関連してもう1度聞きますが、マイナ保険証を使う、実際使っている方の中でも選択制を希望する方が半数いたというところについてもう1度お尋ねしますが、その方々は高齢の家族がいて心配だということや、読み取り機のトラブルが実際にあるというところで紙の保険証も残して欲しいという意見を寄せていらっしゃいます。不安の解消というお話しもありましたが、メリットの強調だけではそういった国民の声には届かないと思いますので、周知の在り方についてどのように不安を解消していくのかもう少し具体的にお願いします。

武見大臣

それは今申し上げた通り、メリットについても徹底してご理解いただく努力がこの時代の大きな変革期において本当に必要になってきています。
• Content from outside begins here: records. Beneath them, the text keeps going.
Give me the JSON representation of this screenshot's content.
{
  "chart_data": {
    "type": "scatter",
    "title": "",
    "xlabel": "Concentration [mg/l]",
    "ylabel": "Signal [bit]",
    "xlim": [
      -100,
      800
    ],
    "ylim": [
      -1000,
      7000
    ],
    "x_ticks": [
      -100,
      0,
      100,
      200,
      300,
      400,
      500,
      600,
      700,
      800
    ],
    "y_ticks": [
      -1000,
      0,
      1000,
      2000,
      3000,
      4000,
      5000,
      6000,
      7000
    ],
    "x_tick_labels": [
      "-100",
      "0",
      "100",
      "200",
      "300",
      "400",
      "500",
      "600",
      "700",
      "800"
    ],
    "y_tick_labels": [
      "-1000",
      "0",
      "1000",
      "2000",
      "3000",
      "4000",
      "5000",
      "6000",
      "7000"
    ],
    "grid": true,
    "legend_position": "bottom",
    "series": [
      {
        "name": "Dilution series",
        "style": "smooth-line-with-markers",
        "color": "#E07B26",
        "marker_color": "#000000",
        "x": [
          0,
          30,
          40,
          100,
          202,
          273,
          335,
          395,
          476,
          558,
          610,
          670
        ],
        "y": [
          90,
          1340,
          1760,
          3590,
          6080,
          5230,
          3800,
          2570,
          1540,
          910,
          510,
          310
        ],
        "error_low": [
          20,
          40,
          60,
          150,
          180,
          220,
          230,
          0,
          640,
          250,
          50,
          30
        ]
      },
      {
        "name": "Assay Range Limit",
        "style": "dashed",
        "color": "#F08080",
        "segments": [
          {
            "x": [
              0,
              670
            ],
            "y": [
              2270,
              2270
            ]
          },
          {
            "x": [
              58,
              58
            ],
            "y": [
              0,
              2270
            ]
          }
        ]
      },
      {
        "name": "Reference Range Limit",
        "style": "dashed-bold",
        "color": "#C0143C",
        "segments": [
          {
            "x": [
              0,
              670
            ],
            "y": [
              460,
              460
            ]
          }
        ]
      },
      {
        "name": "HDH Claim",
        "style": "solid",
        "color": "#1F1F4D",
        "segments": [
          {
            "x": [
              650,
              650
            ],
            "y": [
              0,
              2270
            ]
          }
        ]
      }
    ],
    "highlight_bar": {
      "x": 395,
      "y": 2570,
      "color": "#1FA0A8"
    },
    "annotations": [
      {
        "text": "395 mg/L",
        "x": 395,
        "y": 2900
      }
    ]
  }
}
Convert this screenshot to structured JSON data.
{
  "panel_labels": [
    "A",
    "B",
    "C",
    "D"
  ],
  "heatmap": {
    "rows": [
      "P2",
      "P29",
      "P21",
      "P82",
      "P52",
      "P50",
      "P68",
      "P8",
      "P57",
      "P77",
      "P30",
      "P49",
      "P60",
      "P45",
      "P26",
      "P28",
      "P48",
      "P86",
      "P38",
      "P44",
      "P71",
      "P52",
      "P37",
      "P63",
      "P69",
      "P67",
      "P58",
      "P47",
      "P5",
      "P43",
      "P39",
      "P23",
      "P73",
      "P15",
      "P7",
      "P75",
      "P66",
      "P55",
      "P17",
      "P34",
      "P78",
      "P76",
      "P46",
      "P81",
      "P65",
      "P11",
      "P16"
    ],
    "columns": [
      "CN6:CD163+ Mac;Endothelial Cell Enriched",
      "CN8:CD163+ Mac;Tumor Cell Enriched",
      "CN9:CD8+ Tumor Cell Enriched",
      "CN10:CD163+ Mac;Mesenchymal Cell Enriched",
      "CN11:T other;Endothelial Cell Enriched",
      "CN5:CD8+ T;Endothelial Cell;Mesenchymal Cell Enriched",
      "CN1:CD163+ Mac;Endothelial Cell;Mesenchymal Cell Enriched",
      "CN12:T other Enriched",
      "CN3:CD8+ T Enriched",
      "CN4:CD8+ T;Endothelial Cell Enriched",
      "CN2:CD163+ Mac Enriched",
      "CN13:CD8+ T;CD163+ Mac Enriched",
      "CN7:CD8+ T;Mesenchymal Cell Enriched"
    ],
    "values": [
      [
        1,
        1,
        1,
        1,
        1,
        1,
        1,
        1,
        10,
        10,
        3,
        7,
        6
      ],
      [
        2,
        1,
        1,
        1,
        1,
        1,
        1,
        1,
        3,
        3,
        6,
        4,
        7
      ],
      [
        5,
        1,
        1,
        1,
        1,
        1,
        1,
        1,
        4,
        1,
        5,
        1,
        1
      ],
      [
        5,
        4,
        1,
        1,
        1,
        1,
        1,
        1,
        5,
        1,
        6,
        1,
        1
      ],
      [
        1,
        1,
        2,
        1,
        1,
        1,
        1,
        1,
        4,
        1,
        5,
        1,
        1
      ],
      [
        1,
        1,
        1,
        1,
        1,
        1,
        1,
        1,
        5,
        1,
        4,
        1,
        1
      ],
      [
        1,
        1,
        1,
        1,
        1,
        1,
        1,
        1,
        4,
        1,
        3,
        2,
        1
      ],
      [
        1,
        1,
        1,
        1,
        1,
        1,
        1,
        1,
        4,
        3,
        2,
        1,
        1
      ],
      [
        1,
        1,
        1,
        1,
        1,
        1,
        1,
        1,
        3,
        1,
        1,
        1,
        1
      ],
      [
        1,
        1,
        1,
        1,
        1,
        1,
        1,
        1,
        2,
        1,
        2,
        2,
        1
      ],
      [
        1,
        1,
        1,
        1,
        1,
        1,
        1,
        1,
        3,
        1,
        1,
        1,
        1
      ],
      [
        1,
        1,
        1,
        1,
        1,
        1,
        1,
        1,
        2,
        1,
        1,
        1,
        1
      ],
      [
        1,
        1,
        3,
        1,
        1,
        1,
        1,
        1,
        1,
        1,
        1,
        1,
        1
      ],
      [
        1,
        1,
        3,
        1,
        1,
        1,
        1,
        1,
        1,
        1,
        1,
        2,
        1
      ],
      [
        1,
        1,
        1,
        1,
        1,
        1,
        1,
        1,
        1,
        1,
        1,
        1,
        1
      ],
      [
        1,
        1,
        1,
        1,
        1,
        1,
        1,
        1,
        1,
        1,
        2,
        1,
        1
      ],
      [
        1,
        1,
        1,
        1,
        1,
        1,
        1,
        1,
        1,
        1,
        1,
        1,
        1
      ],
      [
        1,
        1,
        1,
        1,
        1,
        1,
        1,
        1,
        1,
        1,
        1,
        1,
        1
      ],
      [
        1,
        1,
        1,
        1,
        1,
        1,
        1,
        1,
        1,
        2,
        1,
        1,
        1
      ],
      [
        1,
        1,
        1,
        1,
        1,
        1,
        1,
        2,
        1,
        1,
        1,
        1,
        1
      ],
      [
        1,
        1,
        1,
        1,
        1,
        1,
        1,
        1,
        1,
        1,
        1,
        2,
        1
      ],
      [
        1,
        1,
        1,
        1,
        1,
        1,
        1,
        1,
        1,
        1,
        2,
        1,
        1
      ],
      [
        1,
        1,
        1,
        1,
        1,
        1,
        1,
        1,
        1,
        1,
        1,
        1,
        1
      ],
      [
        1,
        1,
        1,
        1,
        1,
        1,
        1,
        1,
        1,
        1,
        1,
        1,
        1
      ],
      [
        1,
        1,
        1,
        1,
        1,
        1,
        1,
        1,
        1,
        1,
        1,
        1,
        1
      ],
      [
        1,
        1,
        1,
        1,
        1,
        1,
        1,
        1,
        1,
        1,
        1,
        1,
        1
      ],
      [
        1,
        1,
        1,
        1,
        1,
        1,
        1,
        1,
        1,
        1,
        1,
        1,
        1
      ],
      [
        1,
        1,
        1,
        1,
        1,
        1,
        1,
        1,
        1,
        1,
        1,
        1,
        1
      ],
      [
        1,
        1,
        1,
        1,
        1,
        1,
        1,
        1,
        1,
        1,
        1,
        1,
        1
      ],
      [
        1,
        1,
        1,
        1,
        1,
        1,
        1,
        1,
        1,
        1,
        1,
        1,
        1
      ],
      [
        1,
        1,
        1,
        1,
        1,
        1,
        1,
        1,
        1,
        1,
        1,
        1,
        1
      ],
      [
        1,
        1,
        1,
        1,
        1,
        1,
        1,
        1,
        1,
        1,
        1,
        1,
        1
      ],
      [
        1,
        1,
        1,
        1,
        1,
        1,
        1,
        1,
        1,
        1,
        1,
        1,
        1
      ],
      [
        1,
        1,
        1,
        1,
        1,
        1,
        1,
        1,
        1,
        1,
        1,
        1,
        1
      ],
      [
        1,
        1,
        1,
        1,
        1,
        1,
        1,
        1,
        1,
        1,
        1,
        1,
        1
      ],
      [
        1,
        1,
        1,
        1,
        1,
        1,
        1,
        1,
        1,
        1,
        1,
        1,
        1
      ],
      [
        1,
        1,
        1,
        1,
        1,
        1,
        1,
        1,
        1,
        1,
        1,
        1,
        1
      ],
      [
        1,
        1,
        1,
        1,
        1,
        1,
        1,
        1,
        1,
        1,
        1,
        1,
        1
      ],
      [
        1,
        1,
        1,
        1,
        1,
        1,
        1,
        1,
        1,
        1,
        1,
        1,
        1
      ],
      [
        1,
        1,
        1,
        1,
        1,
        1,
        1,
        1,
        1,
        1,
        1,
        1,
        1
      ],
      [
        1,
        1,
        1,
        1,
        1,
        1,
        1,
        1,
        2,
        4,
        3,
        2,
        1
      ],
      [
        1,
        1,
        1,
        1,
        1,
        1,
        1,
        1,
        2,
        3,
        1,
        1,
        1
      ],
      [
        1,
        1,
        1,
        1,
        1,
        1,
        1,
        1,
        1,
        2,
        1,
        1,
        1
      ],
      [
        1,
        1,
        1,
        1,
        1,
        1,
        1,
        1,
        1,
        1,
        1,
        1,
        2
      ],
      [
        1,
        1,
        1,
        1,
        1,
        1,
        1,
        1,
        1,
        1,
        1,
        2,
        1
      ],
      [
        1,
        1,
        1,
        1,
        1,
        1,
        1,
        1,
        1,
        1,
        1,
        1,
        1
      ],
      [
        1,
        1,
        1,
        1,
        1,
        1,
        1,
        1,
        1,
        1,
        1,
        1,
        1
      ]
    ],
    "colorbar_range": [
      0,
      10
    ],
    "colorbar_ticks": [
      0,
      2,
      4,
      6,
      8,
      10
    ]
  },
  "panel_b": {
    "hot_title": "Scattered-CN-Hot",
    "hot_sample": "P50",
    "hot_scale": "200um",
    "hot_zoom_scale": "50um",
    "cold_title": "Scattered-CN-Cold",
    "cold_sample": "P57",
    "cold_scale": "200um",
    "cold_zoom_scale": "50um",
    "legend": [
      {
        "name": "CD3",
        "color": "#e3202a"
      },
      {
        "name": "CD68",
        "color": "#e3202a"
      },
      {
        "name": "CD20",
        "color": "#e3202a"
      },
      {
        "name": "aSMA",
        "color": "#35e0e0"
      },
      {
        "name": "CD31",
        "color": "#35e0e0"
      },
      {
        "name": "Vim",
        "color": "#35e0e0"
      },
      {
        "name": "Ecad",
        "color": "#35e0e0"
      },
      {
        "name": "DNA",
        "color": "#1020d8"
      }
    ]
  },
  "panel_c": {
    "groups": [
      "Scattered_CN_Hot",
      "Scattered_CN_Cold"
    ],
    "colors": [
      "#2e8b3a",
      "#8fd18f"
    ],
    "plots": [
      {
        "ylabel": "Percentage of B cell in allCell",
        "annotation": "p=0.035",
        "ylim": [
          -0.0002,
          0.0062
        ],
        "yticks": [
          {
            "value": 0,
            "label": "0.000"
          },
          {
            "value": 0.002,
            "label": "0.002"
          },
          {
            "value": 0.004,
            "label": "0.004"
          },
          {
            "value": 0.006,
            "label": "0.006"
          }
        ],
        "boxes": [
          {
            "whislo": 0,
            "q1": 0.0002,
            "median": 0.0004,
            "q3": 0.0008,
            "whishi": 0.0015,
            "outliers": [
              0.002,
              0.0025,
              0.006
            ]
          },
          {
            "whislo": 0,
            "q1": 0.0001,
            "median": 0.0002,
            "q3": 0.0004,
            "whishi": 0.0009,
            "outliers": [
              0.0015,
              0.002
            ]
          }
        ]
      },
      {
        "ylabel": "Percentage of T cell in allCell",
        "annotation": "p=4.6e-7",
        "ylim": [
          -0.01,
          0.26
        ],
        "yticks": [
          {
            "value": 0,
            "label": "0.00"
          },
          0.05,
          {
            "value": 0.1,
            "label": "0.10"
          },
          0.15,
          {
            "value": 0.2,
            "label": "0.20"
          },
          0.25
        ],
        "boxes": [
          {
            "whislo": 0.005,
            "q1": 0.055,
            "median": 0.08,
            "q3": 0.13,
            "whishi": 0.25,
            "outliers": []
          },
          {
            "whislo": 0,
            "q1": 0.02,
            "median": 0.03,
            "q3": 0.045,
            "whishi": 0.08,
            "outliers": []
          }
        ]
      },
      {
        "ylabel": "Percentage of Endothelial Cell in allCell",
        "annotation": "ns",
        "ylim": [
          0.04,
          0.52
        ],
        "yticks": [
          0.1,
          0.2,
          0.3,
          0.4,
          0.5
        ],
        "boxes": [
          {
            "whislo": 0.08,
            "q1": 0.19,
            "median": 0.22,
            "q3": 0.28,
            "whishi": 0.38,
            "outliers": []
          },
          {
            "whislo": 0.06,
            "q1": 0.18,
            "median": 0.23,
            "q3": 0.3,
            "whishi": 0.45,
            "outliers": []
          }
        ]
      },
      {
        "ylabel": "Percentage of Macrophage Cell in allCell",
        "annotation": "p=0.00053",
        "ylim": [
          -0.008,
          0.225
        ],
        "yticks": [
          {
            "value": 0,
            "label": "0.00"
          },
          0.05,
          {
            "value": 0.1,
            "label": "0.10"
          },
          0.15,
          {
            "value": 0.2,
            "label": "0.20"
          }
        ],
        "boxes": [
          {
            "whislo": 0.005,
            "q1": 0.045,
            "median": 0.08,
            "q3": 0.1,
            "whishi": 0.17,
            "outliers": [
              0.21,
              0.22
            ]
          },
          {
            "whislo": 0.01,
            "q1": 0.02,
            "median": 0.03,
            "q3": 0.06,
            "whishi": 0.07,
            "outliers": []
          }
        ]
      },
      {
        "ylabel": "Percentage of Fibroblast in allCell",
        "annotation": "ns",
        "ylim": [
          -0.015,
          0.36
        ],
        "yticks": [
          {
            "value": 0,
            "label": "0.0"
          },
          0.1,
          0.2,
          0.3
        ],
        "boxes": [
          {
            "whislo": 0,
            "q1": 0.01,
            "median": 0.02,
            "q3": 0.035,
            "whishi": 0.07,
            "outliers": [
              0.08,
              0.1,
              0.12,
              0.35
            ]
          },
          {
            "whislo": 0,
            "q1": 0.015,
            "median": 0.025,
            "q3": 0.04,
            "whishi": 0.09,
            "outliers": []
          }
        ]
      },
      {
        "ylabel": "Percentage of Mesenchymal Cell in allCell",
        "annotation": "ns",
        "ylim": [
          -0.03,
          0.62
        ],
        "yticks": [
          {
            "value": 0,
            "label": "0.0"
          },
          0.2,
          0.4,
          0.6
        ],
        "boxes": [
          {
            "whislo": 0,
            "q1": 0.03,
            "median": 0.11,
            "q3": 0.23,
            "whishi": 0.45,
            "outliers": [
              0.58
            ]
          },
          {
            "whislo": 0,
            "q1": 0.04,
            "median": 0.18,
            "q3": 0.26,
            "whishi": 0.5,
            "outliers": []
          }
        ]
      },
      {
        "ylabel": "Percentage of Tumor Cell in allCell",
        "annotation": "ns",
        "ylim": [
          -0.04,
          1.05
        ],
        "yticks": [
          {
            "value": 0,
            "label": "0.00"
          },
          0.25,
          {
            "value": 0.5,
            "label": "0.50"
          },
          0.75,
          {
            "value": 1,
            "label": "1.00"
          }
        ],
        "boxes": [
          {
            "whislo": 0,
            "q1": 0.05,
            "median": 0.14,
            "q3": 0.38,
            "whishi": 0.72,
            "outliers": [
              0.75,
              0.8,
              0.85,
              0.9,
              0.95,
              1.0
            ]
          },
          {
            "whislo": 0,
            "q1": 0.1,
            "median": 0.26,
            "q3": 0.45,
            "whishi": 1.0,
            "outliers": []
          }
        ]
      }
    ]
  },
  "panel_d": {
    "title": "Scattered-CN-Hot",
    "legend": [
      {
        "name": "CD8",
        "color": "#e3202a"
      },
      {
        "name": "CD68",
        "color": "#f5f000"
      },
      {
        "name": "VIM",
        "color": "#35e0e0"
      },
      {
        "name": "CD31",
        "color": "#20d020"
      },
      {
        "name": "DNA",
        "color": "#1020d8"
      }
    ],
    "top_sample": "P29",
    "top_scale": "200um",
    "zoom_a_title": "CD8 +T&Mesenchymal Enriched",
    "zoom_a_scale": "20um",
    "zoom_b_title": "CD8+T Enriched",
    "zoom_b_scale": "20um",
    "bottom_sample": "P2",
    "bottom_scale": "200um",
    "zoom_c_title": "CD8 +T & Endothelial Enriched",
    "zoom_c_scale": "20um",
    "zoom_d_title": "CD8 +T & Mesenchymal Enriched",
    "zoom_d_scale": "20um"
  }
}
それをぜひ国民の皆様方にご理解いただくとともに、この移行期というものになかなかついて行けない世代や、あるいはそういった個々の方々の事情があることも私どもは正確に把握し、この移行期における不安解消のための努力というものは徹底してやらなければならないと思っています。そうした努力については、それぞれ事務方から詳しいことはさらにお聞きいただければと思います。